I am really struggling. I don’t mean to sound like a whiner or that I’m throwing myself a pity-party, but I feel like I need help. I have the support, but this whole “lifestyle change” thing is making me struggle.
Anyone who tells you that you do not need money to become healthy is lying. I do not make a lot of money as I am on a fixed income and I receive some assistance from the SNAP program. (Food stamps) Sometimes it feels degrading to ask for help.
I don’t mean to bring religion into this blog, because I am not a religious person at all. I am rather spiritual.

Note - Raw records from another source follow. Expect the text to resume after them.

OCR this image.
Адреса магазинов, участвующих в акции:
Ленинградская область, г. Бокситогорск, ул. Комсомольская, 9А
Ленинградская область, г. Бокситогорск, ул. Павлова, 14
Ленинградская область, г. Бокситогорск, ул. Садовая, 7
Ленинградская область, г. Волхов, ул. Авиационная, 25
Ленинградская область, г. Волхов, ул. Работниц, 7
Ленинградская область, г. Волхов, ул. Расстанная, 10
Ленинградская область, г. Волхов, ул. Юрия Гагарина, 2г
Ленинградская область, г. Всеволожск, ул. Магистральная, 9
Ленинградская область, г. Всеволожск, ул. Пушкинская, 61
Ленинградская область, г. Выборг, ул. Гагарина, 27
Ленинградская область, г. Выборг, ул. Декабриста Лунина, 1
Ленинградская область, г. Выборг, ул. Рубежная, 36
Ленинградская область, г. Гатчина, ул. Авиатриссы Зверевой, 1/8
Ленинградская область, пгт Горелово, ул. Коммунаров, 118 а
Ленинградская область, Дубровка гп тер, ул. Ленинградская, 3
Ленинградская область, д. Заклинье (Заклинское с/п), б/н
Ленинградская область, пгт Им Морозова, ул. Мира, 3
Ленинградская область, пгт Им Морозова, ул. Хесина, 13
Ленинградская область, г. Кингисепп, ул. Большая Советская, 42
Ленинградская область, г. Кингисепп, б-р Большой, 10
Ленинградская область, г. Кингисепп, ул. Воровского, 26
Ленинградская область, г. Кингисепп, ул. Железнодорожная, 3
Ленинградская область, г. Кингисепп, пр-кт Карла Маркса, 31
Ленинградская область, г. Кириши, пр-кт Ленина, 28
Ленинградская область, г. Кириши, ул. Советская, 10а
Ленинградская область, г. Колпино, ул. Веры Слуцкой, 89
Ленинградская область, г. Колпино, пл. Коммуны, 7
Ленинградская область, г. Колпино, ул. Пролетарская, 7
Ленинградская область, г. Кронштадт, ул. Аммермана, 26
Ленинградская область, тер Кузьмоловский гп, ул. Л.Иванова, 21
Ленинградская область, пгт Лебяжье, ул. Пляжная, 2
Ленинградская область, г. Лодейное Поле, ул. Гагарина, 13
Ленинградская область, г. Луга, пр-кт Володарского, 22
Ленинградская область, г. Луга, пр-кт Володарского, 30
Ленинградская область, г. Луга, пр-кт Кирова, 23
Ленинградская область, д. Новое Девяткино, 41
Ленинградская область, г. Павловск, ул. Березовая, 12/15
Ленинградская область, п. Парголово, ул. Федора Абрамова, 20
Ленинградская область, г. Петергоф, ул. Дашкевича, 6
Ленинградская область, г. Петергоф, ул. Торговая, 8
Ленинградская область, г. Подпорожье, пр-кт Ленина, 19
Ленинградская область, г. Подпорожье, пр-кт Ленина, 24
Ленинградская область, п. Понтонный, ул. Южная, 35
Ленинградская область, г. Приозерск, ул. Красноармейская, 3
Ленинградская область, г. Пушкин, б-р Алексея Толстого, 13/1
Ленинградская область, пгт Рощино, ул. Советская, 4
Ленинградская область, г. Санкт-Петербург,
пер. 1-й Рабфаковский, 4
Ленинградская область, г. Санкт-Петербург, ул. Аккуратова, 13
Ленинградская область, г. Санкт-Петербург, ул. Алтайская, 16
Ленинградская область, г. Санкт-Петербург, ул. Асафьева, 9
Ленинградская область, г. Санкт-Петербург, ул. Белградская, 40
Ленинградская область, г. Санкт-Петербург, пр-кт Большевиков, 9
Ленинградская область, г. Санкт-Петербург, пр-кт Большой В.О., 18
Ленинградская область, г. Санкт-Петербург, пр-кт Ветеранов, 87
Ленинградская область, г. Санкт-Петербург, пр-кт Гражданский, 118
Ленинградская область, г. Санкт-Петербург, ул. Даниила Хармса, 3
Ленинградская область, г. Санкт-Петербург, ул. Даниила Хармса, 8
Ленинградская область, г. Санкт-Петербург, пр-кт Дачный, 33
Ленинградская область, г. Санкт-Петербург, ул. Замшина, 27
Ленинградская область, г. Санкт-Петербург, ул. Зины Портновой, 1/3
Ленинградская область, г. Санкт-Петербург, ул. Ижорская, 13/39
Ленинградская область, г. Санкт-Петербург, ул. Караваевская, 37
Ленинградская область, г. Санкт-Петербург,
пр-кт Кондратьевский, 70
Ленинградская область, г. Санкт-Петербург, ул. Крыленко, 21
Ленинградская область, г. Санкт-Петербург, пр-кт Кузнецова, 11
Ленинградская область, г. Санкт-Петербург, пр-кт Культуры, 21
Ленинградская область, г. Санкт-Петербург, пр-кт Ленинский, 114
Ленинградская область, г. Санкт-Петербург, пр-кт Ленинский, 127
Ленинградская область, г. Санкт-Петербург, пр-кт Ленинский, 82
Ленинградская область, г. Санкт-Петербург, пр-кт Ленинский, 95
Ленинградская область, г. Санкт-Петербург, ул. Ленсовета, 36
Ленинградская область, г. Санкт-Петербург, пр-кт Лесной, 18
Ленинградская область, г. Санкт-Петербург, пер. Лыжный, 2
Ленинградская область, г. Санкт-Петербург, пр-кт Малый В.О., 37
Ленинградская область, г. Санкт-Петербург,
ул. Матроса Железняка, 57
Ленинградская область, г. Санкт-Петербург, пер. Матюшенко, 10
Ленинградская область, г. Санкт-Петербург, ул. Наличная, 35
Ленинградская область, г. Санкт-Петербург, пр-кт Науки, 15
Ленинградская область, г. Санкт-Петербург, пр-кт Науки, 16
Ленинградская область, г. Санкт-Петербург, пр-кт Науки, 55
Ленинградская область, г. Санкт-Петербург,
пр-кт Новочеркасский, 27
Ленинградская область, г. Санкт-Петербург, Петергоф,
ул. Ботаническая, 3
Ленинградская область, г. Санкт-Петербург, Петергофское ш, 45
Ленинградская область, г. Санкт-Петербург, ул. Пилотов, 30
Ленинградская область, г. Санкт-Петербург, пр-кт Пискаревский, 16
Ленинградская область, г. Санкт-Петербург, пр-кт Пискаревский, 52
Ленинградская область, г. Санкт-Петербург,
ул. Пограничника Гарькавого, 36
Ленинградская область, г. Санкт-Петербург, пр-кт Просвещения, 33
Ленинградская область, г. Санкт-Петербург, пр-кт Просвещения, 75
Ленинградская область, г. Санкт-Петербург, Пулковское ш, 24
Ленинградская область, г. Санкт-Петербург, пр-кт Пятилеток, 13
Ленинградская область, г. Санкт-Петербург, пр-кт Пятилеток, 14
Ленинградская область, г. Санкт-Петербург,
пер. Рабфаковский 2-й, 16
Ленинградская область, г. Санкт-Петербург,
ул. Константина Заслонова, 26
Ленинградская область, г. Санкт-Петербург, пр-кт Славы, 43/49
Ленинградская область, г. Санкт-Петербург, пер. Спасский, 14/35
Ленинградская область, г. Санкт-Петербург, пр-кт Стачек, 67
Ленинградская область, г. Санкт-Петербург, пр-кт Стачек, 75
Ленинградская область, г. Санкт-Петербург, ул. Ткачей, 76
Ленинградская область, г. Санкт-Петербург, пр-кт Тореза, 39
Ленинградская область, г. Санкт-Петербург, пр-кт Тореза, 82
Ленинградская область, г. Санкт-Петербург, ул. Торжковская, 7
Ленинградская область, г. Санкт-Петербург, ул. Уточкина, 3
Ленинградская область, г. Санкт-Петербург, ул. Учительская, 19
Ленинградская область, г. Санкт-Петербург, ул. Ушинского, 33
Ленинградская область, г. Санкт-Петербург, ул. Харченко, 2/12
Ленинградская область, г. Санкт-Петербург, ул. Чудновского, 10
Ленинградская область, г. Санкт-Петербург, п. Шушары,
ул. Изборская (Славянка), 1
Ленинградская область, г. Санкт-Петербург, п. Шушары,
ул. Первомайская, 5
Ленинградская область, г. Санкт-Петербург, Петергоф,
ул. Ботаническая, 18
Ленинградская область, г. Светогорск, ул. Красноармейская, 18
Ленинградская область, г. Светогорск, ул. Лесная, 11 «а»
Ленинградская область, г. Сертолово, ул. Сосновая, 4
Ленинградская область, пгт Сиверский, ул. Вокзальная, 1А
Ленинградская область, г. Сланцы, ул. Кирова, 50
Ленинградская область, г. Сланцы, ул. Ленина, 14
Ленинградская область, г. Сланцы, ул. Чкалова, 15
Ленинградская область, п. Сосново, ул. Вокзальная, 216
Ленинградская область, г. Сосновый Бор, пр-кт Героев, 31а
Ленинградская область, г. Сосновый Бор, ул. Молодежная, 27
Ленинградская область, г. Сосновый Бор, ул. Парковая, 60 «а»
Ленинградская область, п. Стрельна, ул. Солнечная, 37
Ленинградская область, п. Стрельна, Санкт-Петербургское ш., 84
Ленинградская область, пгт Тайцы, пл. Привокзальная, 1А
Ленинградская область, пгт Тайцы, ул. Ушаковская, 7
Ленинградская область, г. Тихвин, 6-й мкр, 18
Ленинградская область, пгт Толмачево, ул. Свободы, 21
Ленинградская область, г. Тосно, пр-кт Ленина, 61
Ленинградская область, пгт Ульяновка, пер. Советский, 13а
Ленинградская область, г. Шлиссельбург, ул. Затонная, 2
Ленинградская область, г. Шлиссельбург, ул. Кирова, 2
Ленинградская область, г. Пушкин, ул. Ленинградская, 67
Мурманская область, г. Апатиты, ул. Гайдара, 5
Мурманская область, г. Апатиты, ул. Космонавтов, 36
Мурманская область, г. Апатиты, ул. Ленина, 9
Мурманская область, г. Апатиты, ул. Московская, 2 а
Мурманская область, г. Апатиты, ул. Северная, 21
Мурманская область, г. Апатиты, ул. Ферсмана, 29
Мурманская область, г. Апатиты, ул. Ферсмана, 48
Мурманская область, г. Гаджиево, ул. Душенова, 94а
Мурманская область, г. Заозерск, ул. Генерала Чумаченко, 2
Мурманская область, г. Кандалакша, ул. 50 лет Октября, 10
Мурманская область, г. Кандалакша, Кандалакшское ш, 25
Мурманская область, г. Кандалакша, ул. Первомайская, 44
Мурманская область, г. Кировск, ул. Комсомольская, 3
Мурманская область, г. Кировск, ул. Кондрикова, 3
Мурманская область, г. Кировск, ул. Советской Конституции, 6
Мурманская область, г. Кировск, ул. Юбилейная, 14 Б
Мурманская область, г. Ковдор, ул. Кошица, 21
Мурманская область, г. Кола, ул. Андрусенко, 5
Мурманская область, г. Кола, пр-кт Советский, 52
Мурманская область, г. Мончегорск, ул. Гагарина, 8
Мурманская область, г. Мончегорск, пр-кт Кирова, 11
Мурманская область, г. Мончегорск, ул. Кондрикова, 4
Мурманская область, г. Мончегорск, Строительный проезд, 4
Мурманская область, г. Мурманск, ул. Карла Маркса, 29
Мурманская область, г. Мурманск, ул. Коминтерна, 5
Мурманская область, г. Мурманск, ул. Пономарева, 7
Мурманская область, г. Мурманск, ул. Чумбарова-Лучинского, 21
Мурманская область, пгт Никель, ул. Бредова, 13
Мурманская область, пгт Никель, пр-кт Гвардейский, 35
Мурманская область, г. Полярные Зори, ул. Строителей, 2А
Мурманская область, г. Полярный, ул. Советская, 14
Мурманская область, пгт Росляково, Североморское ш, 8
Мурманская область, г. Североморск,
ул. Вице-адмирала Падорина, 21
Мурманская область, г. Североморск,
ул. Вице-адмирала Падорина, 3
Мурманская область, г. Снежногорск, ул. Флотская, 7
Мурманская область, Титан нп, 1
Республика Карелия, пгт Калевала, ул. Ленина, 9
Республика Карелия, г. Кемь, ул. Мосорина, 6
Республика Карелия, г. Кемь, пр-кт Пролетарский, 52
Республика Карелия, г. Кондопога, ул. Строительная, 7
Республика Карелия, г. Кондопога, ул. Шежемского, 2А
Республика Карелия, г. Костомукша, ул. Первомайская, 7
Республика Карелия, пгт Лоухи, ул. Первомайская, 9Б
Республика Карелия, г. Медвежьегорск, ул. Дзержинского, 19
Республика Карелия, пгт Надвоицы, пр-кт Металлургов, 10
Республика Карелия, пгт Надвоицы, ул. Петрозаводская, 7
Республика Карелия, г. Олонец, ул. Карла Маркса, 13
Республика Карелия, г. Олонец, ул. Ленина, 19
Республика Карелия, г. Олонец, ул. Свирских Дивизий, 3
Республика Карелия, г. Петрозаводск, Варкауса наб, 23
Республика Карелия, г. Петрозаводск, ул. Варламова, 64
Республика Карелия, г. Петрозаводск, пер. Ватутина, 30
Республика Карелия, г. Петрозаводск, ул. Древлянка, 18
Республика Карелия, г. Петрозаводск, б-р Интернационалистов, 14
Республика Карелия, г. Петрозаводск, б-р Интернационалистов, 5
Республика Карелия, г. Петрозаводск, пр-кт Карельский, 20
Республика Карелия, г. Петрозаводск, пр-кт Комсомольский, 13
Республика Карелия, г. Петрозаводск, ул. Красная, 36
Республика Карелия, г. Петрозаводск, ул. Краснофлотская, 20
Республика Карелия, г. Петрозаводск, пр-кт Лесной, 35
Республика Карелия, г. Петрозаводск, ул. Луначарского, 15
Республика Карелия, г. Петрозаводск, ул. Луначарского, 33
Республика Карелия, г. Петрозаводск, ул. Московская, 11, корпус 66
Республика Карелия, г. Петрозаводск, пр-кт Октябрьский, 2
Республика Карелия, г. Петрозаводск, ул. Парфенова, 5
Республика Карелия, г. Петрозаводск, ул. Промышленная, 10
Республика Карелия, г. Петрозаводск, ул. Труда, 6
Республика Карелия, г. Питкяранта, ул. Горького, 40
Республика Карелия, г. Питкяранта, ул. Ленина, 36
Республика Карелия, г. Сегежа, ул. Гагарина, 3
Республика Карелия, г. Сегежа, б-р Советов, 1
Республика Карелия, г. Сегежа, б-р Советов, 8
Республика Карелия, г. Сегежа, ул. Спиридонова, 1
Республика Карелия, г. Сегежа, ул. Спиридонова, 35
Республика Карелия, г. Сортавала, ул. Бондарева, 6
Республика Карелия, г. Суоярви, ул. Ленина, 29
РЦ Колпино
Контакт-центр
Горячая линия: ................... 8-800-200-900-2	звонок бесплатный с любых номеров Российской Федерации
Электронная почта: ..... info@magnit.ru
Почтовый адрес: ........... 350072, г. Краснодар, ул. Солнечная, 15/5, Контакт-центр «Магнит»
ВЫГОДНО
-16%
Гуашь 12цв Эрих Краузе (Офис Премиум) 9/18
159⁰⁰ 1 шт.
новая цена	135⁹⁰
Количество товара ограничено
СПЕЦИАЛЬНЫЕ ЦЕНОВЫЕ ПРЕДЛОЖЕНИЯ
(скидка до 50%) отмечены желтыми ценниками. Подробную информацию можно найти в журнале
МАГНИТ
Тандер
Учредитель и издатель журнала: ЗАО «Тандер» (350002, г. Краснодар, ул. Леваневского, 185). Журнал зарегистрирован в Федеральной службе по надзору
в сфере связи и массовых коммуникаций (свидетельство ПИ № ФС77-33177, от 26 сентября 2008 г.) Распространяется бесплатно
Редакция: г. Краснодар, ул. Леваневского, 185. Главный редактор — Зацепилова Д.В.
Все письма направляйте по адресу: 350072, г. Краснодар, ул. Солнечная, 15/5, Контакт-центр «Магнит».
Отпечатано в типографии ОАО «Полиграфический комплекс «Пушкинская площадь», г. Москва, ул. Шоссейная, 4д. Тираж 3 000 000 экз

I believe what I believe, and I feel that everyone is allowed to believe in what they believe without pushing an agenda on to someone else. Just like politics, religion is an off-limit topic for me when it comes to certain people. But likewise, I do believe in one thing that is kind of both spiritual as well as universal: KARMA.
Oh yes, karma. I do believe that the universe gives you what you need, but I believe that if you truly want something, you put it out into the universe and you may or may not get it. However, with that, I do believe that if you do something good for someone, it will come back to you.
This is mirrored by a dear friend. This dear friend did not want to be named, does not want recognition, but rather have her message passed on: Help each other out. This dear friend, without being asked but hearing of my recent struggles, bought me a new computer on amazon. I was overjoyed and overwhelmed, and yet slightly embarrassed that it has come to the point where people are seeing my struggle.
Getting back to the healthy eating equals money….so yes, I’m poor as poor can be. I’m trying my hardest. I am at my wits end though. It seems that however how hard I try with maximum effort, I’m producing minimal results. I am not even eligible for gastric bypass because I am on blood thinners. I guess I shall see what Weight Watchers holds for me, but I can’t even afford to go to the meetings because I don’t have a car, so I will be online only.
This sucks. This is a struggle. Wish me luck, dear Reader. I will update soon.